American officials say that under US law they cannot force any person in their custody to give evidence to foreign agencies. But Indian intelligence officers have questioned why Washington is not doing more to help their own inquiry and suggested Headley's connections with American intelligence agencies is behind the reluctance.
Headley, who was born Daood Syed Gilani and schooled in Pakistan before moving to Philadelphia with his American mother in 1977, was convicted of smuggling heroin into the United States in 1998. He served only 15 months in jail after agreeing to become an informant for the Drugs Enforcement Administration (DEA). He changed his name to David Headley in 2006.
According to Indian officials he continued to serve as a DEA informant until shortly before his arrest in October.
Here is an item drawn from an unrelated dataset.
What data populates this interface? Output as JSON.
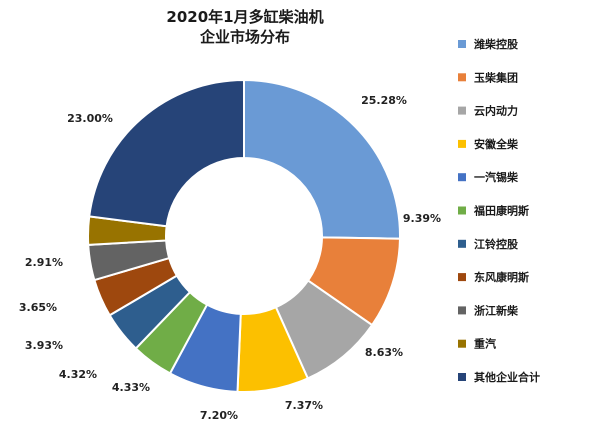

Indian intelligence sources believe Headley may have been recruited to work for the CIA which, along with the FBI, shared intelligence with the DEA and other government agencies after the creation of the National Counter-Terrorism Centre in 2004.
B. Raman, a former senior official in India's intelligence agency, said: "He was working for Lashkar e Taiba, taking photographs and video recordings of the [Mumbai] hotels and harbour. And he was an agent for the DEA on drugs, so in that sense he was a double agent.
"Indian officials are very keen to question him about his network, but we can't because we might find out about any connections with the CIA or ISI. They don't want that to happen. The Americans say 'you ask us what you want us to find out and we'll share the information'," he added.